Spread environmentalism on campus

Izzy Abraham

As conscious newsreaders and tree-huggers UVM students are some of the most environmentally-friendly in the country. Our everyday habits are notably green, and we both boast and joke about how UVM is one of the most compost-friendly campuses around.

But how do we spread our impact? How do we make up for the communities that aren’t as environmentally-conscious as the UVM community and the greater community of Burlington?

How to halt climate change: The solution is far more abstract than just altering segments of a daily routine. In order to create lasting change that will help our earth survive, it’s vital that we dig deeper.

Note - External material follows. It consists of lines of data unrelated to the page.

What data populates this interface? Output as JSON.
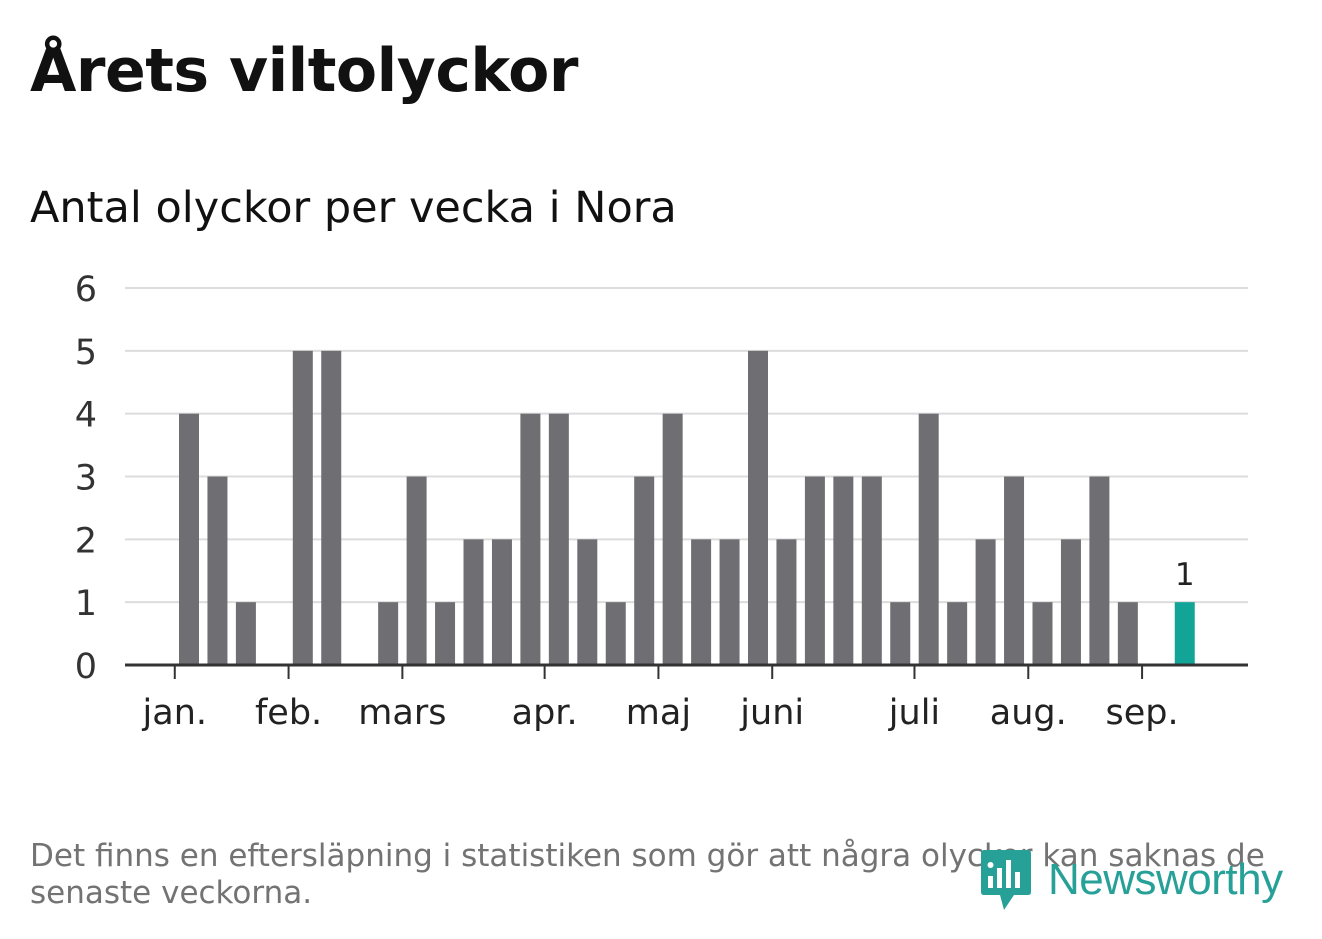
{
  "header": {
    "title": "Årets viltolyckor",
    "subtitle": "Antal olyckor per vecka i Nora"
  },
  "footer": {
    "note": "Det finns en eftersläpning i statistiken som gör att några olyckor kan saknas de senaste veckorna.",
    "logo_text": "Newsworthy"
  },
  "colors": {
    "bar": "#6f6e73",
    "highlight": "#12a597",
    "grid": "#dcdcdc",
    "axis": "#333333",
    "logo": "#27a198"
  },
  "chart_data": {
    "type": "bar",
    "title": "Antal olyckor per vecka i Nora",
    "xlabel": "",
    "ylabel": "",
    "ylim": [
      0,
      6
    ],
    "yticks": [
      0,
      1,
      2,
      3,
      4,
      5,
      6
    ],
    "grid": true,
    "weeks": [
      1,
      2,
      3,
      4,
      5,
      6,
      7,
      8,
      9,
      10,
      11,
      12,
      13,
      14,
      15,
      16,
      17,
      18,
      19,
      20,
      21,
      22,
      23,
      24,
      25,
      26,
      27,
      28,
      29,
      30,
      31,
      32,
      33,
      34,
      35,
      36,
      37
    ],
    "values": [
      0,
      4,
      3,
      1,
      0,
      5,
      5,
      0,
      1,
      3,
      1,
      2,
      2,
      4,
      4,
      2,
      1,
      3,
      4,
      2,
      2,
      5,
      2,
      3,
      3,
      3,
      1,
      4,
      1,
      2,
      3,
      1,
      2,
      3,
      1,
      0,
      1
    ],
    "highlight_index": 36,
    "highlight_label": "1",
    "month_labels": [
      {
        "label": "jan.",
        "week": 1.5
      },
      {
        "label": "feb.",
        "week": 5.5
      },
      {
        "label": "mars",
        "week": 9.5
      },
      {
        "label": "apr.",
        "week": 14.5
      },
      {
        "label": "maj",
        "week": 18.5
      },
      {
        "label": "juni",
        "week": 22.5
      },
      {
        "label": "juli",
        "week": 27.5
      },
      {
        "label": "aug.",
        "week": 31.5
      },
      {
        "label": "sep.",
        "week": 35.5
      }
    ]
  }
}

We need to talk about it, we need to write about it and we need to be angry about it.

Nalgenes encased in stickers and Hydroflasks of every color of the rainbow sit in every lecture hall, every dorm and every backpack on this campus.

Burlington residents ride bikes and buses in favor of driving solo. On-campus retailers give discounts to customers refilling a reusable coffee cup from home instead of drinking out of a single-use cup. Many of us adopt diets that exclude meat or any animal products.

Matt Dugan, a professor in the CDAE department feels strongly that the UVM student body is friendly to the environment, but could be doing more.

“It’s the gap between what we know and what we’re doing,” he said, emphasizing that awareness is the real key to revising our environmental habits.

Our habits are green, our eating is green, even our buildings are green. There is a serious concentration of people striving to go green here in Burlington. This much is clear.

But in my eyes, it’s not as simple and straightforward as drinking out of a reusable water bottle or bringing a cloth tote to the grocery store. While these habits are incredibly important and should be maintained, the solution to climate change can’t possibly be so easy.

While eating vegan meals and cutting down our shower times, it’s most important that we talk about climate change, even after we revise our habits to be greener.

Just talking about environmental issues — even with people who you believe are already woke — can spread awareness, and the potential results should not be underestimated.

As of last year, only about 63 percent of people believed that global warming was caused by humans and while this is a high number, it means that there are a great deal of people out there littering, not recycling, and believing that they have no impact on the environment. And, to make things worse, less than half of Americans worry seriously about global warming.

We must write about environmental issues and how to fix them, whether this writing is on Twitter or in an academic journal. Statistics like these (and thousands of others) need to be shared to reveal reality; the facts behind climate change.

Furthermore, it’s crucial now more than ever to be angry and unsatisfied. Being angry will motivate us and give us energy, not only to spread awareness to others, but to make widespread and deep changes in policy on both local levels and beyond.